Édito

Lettre pour Jean-Pierre

Lettre écrite pour le poète du Plateau, Jean-Pierre Lauzon, publiée en mars 2020 dans La Presse .

Je me permets de l’appeler le Vieux. Parce que quand il débarque au bureau de sa députée pour me demander du change, un café ou faire un coup de fil, il m’appelle toujours « le gros », avec sa bouche pleine de vers. De vers de mots, pas de terre.

Le Vieux, avant d’être un toxicomane notoire, un « quêteux » entêté, un marginal, c’est un poète. Sans prétention. Sans foulard ni recueil. C’est juste comme ça qu’il parle. Comme certains peuvent avoir un drôle d’accent, sans nécessairement venir de loin. Lui, il vient pas de loin. Il reviendra pas de loin non plus. Toujours été là, depuis trop longtemps, pour changer. Vous l’avez sûrement déjà croisé sur Mont-Royal, d’ailleurs. Moitié Don Juan, moitié comète, jamais gêné de nous demander de l’argent en échange du sourire qu’il a réussi à excaver de notre trajectoire routinière.

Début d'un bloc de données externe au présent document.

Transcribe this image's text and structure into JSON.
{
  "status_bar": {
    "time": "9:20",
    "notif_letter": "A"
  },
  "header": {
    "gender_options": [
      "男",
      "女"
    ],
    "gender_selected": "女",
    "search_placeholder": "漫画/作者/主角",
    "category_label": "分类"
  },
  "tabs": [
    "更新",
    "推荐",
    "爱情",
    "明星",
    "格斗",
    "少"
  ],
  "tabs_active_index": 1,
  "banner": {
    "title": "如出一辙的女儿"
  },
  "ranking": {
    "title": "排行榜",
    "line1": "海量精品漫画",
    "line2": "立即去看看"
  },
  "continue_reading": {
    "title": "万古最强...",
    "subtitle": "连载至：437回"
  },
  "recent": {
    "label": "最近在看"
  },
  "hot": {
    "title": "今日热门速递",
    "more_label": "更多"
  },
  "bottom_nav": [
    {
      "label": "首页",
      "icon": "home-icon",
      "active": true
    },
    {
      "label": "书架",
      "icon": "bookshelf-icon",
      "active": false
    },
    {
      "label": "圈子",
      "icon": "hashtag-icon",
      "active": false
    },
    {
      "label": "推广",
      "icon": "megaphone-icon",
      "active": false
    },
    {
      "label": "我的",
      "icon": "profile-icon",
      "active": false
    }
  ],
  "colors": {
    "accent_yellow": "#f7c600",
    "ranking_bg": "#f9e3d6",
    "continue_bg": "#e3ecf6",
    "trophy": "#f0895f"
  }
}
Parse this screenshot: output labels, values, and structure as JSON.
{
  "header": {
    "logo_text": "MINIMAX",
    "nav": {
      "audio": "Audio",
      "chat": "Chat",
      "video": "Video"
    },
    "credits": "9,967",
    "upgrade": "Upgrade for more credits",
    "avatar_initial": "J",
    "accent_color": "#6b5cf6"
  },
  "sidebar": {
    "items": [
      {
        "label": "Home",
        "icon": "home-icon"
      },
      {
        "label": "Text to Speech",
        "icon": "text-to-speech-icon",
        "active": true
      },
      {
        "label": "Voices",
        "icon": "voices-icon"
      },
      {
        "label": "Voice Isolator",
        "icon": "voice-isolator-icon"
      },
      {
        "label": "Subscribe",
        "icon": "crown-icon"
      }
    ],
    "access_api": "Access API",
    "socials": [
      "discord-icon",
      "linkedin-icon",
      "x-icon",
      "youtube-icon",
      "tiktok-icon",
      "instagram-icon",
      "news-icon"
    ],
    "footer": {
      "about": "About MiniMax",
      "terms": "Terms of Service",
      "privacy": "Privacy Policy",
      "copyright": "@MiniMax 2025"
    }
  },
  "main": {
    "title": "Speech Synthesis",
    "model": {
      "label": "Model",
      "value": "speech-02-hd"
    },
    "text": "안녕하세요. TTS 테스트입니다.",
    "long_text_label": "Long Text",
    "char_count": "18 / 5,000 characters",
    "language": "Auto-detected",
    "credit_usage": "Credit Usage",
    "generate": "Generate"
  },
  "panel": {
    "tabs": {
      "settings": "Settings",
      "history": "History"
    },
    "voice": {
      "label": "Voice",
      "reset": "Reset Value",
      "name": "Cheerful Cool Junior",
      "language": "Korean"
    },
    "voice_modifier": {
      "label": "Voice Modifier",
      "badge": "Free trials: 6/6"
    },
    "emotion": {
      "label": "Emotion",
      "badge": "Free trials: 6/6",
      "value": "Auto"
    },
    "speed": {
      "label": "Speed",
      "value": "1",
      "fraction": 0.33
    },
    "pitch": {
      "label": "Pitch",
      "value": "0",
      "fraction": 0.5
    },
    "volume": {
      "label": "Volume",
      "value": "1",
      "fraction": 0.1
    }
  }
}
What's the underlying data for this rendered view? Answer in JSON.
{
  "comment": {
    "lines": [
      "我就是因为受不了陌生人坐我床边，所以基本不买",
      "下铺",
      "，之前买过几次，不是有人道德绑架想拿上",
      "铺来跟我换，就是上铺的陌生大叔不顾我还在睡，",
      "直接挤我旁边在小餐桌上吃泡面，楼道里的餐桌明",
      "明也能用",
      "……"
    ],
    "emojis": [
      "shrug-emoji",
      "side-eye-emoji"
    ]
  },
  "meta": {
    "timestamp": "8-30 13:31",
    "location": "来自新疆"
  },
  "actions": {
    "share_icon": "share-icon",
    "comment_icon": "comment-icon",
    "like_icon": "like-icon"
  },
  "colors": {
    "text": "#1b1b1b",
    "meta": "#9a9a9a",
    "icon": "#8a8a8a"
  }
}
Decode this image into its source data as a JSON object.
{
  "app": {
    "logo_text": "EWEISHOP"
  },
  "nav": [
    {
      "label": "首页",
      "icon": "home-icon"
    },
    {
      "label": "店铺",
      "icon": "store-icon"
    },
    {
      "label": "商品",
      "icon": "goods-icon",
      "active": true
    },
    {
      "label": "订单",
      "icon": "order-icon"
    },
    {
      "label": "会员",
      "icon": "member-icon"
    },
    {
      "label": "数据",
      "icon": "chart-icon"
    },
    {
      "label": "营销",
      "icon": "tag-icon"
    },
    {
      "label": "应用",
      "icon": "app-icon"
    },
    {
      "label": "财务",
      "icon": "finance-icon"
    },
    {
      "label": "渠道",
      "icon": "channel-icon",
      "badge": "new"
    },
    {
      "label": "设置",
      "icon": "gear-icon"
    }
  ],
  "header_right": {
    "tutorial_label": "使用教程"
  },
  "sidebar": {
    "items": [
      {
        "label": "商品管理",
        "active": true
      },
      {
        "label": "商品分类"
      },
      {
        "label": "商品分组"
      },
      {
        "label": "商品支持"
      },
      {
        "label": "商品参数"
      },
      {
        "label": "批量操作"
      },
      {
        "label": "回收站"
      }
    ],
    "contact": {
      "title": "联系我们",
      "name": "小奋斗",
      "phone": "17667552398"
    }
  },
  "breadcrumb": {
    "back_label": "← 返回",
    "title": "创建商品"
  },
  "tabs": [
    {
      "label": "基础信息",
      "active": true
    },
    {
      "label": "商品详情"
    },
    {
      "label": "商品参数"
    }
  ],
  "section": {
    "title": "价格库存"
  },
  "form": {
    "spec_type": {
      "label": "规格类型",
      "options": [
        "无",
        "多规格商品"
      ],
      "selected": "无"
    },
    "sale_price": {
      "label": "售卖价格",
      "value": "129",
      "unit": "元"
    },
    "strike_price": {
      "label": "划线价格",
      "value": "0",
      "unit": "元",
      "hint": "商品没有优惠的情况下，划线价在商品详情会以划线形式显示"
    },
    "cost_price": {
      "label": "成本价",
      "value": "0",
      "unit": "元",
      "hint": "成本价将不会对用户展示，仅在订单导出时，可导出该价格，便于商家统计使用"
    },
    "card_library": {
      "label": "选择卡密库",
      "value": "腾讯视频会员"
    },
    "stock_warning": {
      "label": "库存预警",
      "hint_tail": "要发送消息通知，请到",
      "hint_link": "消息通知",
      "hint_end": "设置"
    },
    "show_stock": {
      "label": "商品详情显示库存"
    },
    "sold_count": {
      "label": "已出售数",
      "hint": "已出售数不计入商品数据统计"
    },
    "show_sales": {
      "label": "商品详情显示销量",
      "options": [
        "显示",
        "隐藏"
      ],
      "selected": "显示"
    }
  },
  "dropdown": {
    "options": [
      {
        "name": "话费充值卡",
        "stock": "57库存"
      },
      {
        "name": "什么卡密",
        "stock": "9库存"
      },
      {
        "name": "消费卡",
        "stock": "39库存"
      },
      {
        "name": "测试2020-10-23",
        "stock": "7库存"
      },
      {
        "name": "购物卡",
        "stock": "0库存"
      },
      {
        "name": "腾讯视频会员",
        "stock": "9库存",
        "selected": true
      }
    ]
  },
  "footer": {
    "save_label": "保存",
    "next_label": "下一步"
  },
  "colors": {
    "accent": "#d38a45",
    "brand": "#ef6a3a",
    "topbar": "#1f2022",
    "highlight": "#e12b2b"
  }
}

Je pense beaucoup à lui, ces temps-ci. Même s’il a un toit sur sa tête, je sais que l’isolement volontaire, ça doit être tough en esti, pour lui. Depuis que je suis confiné chez moi, j’ai plus de nouvelles de mon vieux préféré. Ce serait facile de se dire que c’est son problème, qu’il soit toxicomane; qu’on pleurera quand même pas pour un junky qui aura pas sa dose de free base à cause d’une pandémie. Mais je peux pas m’empêcher. Je pense aux conséquences d’un sevrage prolongé sur le bonhomme qui vient de toper les soixante-dix ans, pis maudit que je m’inquiète. Je m’inquiète pour lui, pour sa santé… mais mon inquiétude est aussi égoïste. Parce que la dernière fois que je l’ai vu, je lui ai fait une petite épicerie, je lui ai donné dix piastres, mais quand il m’a invité à m’asseoir avec lui pour partager un café, j’ai refusé. Parce que j’ai eu la chienne. Parce que je devais tenir mes deux fucking mètres de distance.

Évidemment, le vieux est pas le genre à avoir un téléphone, encore moins de connexion Internet. J’ai appelé sa maison de chambre pour prendre des nouvelles, j’ai laissé un message… Je sais qu’il lit beaucoup. Des magazines scientifiques, les journaux, de la poésie. C’est pour ça que j’ai décidé d’écrire ce petit message. Parce que peut-être que mon pref’ va ramasser le journal quelque part…

Mon vieux, si tu lis ça, j’espère que tu vas bien. J’espère que tu gardes tes deux mètres de distance avec « ton gars », j’espère qu’il a la décence de livrer, ces temps-ci, pis que tu réussis quand même à ramasser une couple de piastres à gauche et à droite.  J’aimerais aussi ça te dire merci. Merci de m’avoir fait réaliser qu’y’avait une méchante différente entre garder ses distances pis être distant.

J’te dirai pas que « ça va bien aller », parce que t’as jamais été du genre à te faire conter des menteries. Je souhaite juste que t’aies encore le cœur à faire des rimes.